Over the years, Ian also framed numerous paintings of mine, and came to know the work well. Recently, he shared these reflections with me. I found them so insightful and affirming that I wanted to share them with you too, with his kind permission.
Thoughts about the Paintings of Nick Jones (from 1995 to 2016)
Are visual artists blind, metaphorically speaking, I wonder? Are they looking for an underlying vision by painting over the blank canvas until they can see what they are searching for? There is something behind their colours, the forms, the shapes, the glazes.
Nick’s new work of this period included odd elements into his superficially calm observations, sometimes geometric and almost 3-dimensional. It was as if he was inviting enquiry by laying visual trip wires and elephant traps, much like Turner’s famous dabs of red paint, or the catchy riffs of popular music.

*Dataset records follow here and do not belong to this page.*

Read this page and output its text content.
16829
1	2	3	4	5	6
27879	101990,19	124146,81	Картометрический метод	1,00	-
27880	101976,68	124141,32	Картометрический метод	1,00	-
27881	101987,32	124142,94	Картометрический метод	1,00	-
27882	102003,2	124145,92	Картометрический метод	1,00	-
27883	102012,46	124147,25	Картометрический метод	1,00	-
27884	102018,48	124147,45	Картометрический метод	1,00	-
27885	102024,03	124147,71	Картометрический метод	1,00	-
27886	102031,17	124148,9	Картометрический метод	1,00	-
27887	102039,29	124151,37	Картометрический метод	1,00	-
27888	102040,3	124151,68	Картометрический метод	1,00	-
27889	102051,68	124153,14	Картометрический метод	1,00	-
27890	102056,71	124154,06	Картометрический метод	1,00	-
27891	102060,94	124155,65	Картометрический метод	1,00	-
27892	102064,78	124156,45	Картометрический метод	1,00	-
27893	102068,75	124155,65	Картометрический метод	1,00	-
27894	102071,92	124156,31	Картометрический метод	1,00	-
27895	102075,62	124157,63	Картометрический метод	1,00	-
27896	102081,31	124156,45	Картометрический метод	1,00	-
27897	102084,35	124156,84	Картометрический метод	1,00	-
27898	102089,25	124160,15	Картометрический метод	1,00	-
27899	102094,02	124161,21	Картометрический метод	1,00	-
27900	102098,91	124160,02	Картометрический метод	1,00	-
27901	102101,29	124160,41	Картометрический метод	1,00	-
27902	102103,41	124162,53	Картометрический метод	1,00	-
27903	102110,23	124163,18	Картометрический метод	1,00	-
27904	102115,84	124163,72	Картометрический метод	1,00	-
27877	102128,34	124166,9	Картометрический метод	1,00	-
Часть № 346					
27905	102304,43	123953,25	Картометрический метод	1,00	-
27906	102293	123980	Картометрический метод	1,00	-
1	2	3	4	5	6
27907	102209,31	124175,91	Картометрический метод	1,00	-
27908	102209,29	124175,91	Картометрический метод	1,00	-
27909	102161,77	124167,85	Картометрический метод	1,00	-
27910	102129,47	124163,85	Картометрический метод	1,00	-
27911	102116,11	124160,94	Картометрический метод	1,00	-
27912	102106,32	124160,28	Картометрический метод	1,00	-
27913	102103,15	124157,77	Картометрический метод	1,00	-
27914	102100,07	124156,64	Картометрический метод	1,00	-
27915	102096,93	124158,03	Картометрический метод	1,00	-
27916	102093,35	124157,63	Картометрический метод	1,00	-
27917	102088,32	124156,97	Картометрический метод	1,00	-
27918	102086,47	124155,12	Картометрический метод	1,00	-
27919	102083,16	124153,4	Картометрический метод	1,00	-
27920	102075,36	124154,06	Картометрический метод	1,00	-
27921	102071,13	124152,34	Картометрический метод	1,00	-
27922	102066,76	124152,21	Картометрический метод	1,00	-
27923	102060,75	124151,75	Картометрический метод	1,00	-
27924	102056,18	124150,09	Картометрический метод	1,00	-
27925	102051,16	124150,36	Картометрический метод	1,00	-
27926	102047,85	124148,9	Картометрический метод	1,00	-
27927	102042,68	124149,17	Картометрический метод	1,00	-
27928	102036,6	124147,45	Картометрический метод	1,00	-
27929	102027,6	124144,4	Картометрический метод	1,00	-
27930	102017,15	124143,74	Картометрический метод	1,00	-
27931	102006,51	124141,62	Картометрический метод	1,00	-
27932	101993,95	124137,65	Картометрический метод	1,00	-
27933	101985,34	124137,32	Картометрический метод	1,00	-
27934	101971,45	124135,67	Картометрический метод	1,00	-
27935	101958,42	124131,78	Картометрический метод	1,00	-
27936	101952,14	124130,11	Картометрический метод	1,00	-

Painting pictures is a conjuring trick, including a little bit of magic.
Through the mastery of his craft he seemed to be reaching for what lies beyond, much like a medium connecting to another world. All this by manipulation of paint on canvas, seamlessly, without showing any brush work. That is nothing short of miraculous. With no clear vanishing points Nick created an apparent vapourous effect through transparent layers, removing the scales from our eyes as it were, introducing uncertainty to an imagined landscape.
A biographer writing about Mary Newcomb, another artist represented by Andras Kalman, had her manuscript thrown out many years ago because it was suggested that Mary was some kind of mystic, with her head in the clouds. This critic had in fact projected herself onto the image of Mary.

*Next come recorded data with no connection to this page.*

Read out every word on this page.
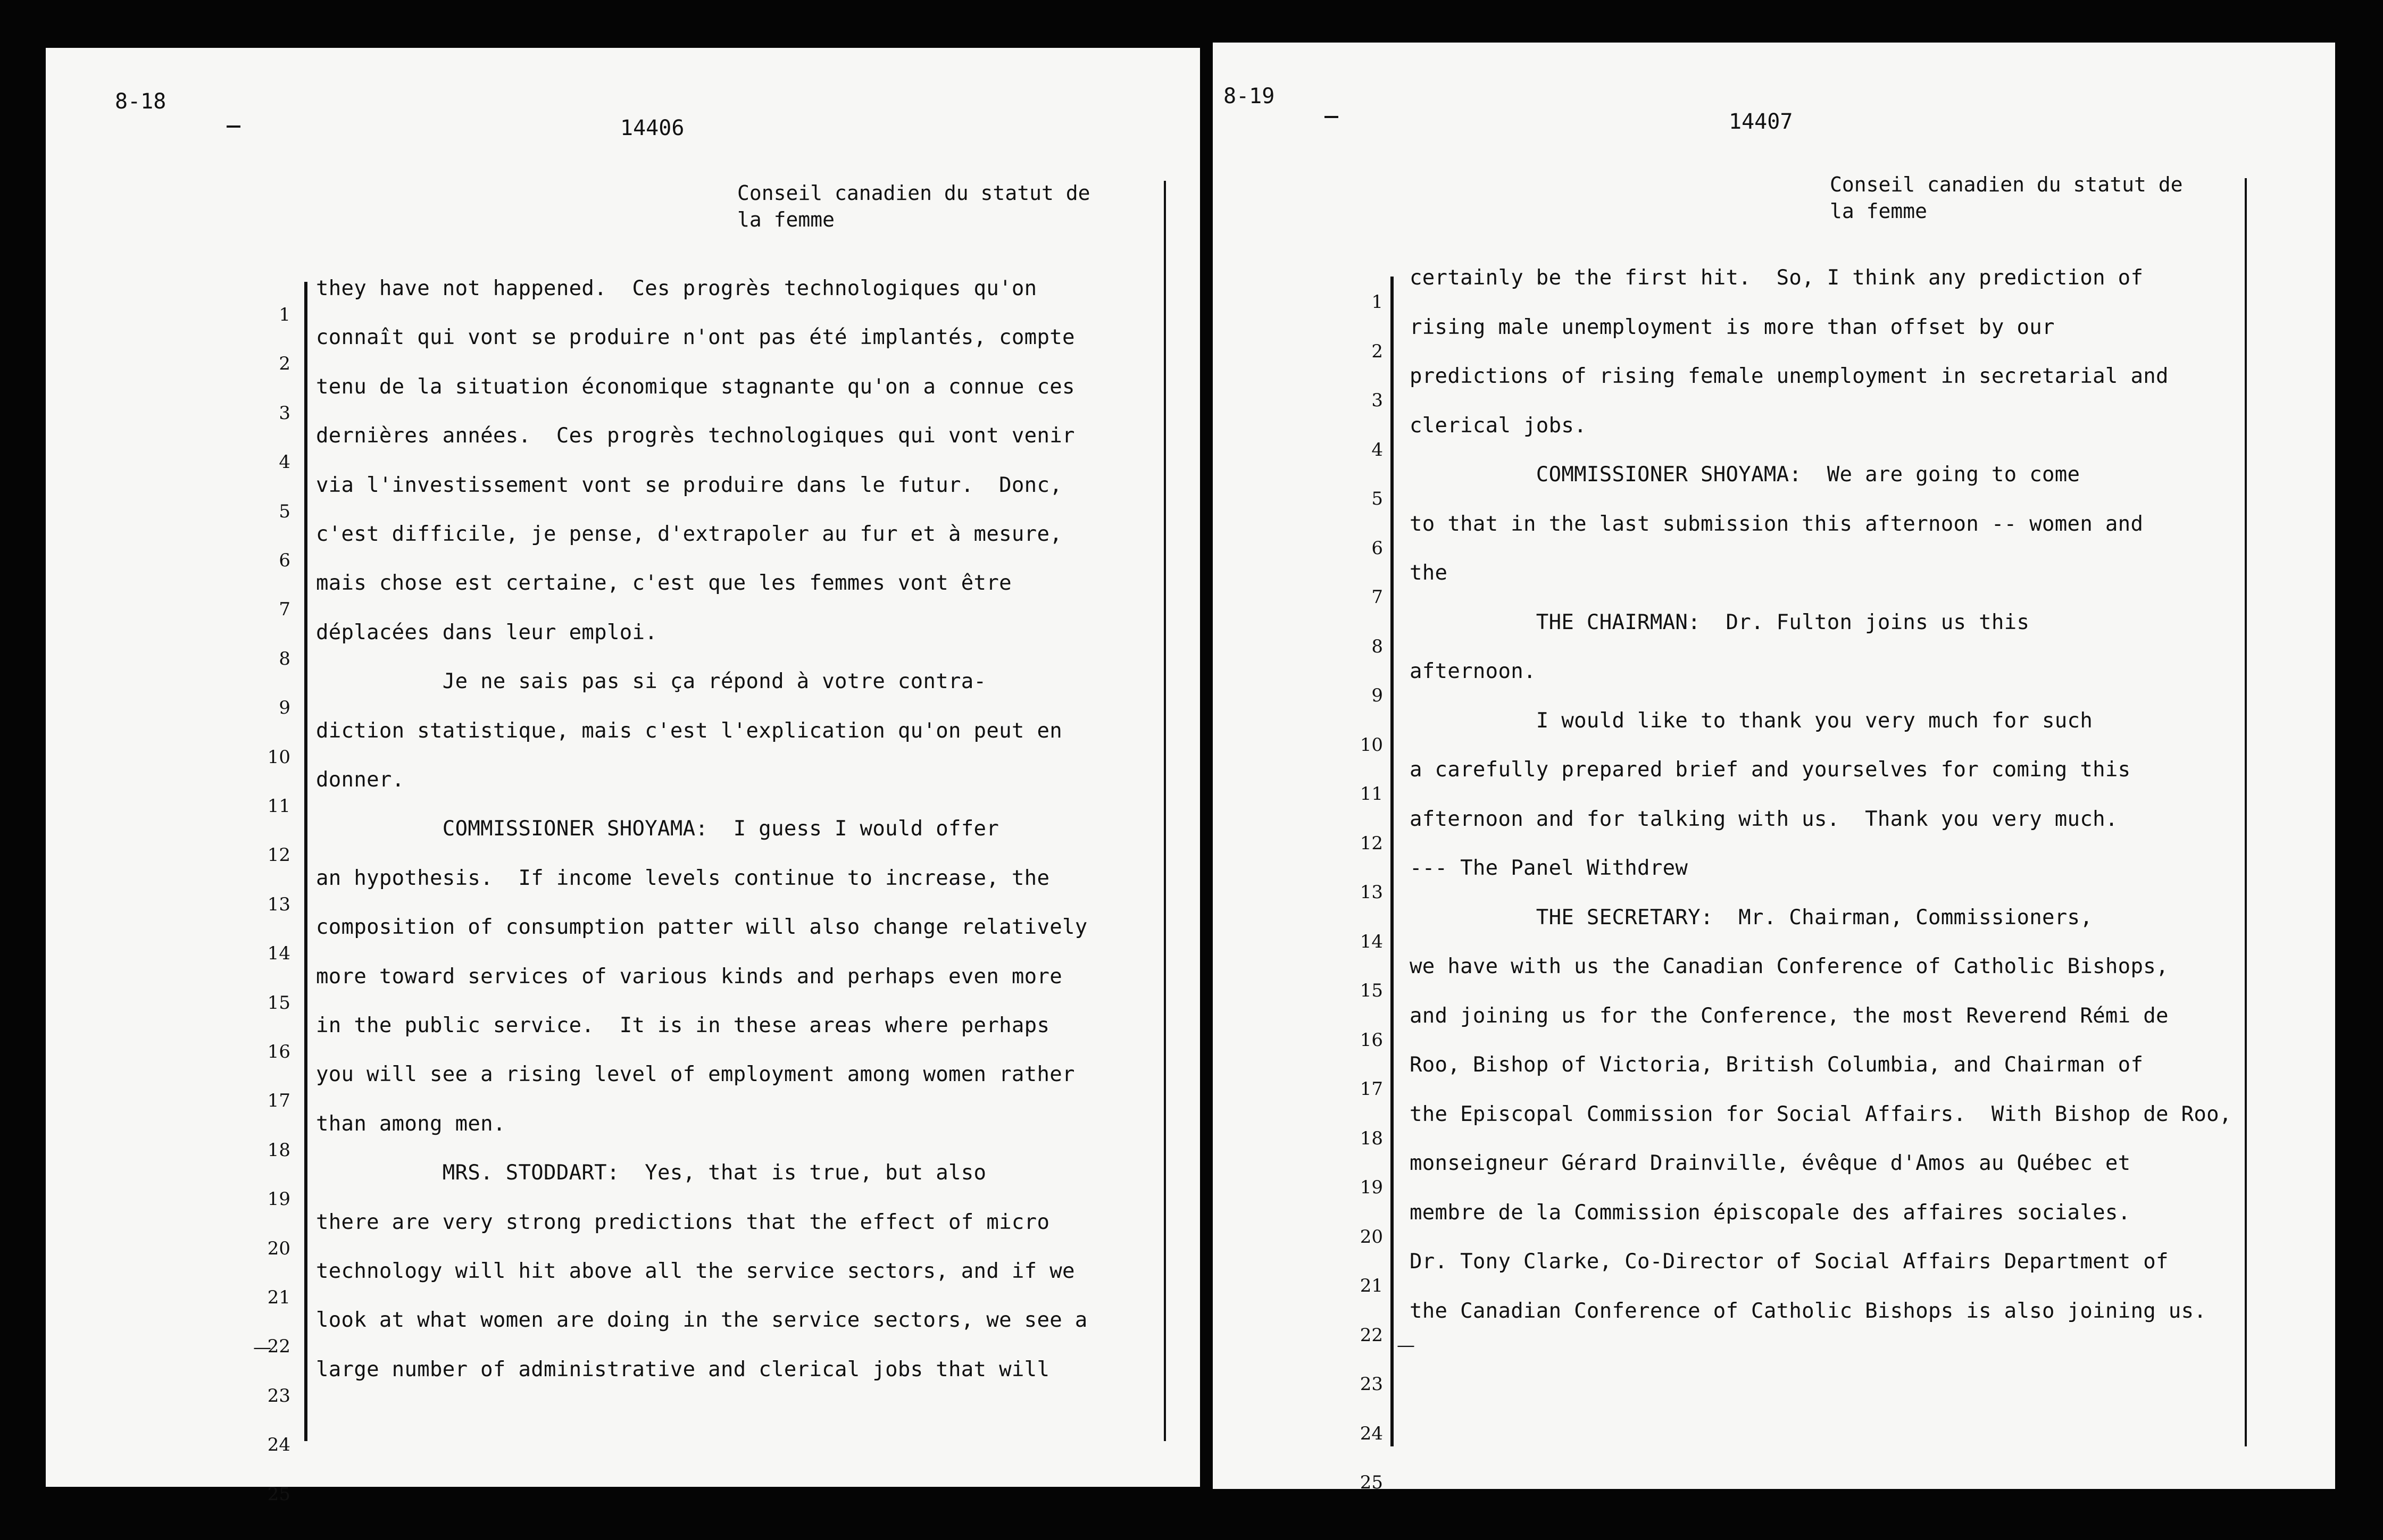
8-18
14406
Conseil canadien du statut de
la femme
1
2
3
4
5
6
7
8
9
10
11
12
13
14
15
16
17
18
19
20
21
22
23
24
25
they have not happened.  Ces progrès technologiques qu'on
connaît qui vont se produire n'ont pas été implantés, compte
tenu de la situation économique stagnante qu'on a connue ces
dernières années.  Ces progrès technologiques qui vont venir
via l'investissement vont se produire dans le futur.  Donc,
c'est difficile, je pense, d'extrapoler au fur et à mesure,
mais chose est certaine, c'est que les femmes vont être
déplacées dans leur emploi.
Je ne sais pas si ça répond à votre contra-
diction statistique, mais c'est l'explication qu'on peut en
donner.
COMMISSIONER SHOYAMA:  I guess I would offer
an hypothesis.  If income levels continue to increase, the
composition of consumption patter will also change relatively
more toward services of various kinds and perhaps even more
in the public service.  It is in these areas where perhaps
you will see a rising level of employment among women rather
than among men.
MRS. STODDART:  Yes, that is true, but also
there are very strong predictions that the effect of micro
technology will hit above all the service sectors, and if we
look at what women are doing in the service sectors, we see a
large number of administrative and clerical jobs that will
—
8-19
14407
Conseil canadien du statut de
la femme
1
2
3
4
5
6
7
8
9
10
11
12
13
14
15
16
17
18
19
20
21
22
23
24
25
certainly be the first hit.  So, I think any prediction of
rising male unemployment is more than offset by our
predictions of rising female unemployment in secretarial and
clerical jobs.
COMMISSIONER SHOYAMA:  We are going to come
to that in the last submission this afternoon -- women and
the
THE CHAIRMAN:  Dr. Fulton joins us this
afternoon.
I would like to thank you very much for such
a carefully prepared brief and yourselves for coming this
afternoon and for talking with us.  Thank you very much.
--- The Panel Withdrew
THE SECRETARY:  Mr. Chairman, Commissioners,
we have with us the Canadian Conference of Catholic Bishops,
and joining us for the Conference, the most Reverend Rémi de
Roo, Bishop of Victoria, British Columbia, and Chairman of
the Episcopal Commission for Social Affairs.  With Bishop de Roo,
monseigneur Gérard Drainville, évêque d'Amos au Québec et
membre de la Commission épiscopale des affaires sociales.
Dr. Tony Clarke, Co-Director of Social Affairs Department of
the Canadian Conference of Catholic Bishops is also joining us.
—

I wonder here if we now have an artist who does tinker with the boundaries of physical experience, making contact between the earthly and a world of spirits, of auras, of questions not answers.
Yet Nick is mediating not with mystery but with familiar spirits, possibly of aspirations, hopes, reflections. These are works of translation using marvellous techniques allowing us to see what is infinite, beyond definition. He is a facilitator of heightened sensibilities, sensing and representing energy in his painting.
Reading the clues in Nick’s titles his key words are of boundaries, transition, capture and movement, such as crossing, passing, skirting, the shore, the edge, the cloak. He even talks of lifting the veil, of smoke, of dreams glimpsed, about freezing air as in fixing moments in time. Air is made visible, as is space, and even time is suspended in Nick’s work. I feel something’s about to happen.
I was lucky enough 40 years ago to be invited by Andrew Nicholson to read the draft of his book compiled in honour of his mother, Winifred before publication. He invited any thoughts or comments I had to offer. I had just one: I didn’t like the title “Unknown Colour”. Now I see how fitting such a description might be. In the present case it might be “Unseen Visions”.
Postscript
Ian’s role at the Crane Kalman Gallery began in the early 1980s with the launch of Andras Kalman’s new gallery in Sloane Street - Crane Folk Art. Within weeks of starting, he suggested trying his hand at framing - an idea Andras welcomed enthusiastically. What began as an experiment quickly became a dedicated role, eventually evolving into a long-standing and highly valued framing practice within the gallery. Over time, this work became central to how the gallery presented and cared for its artists' work.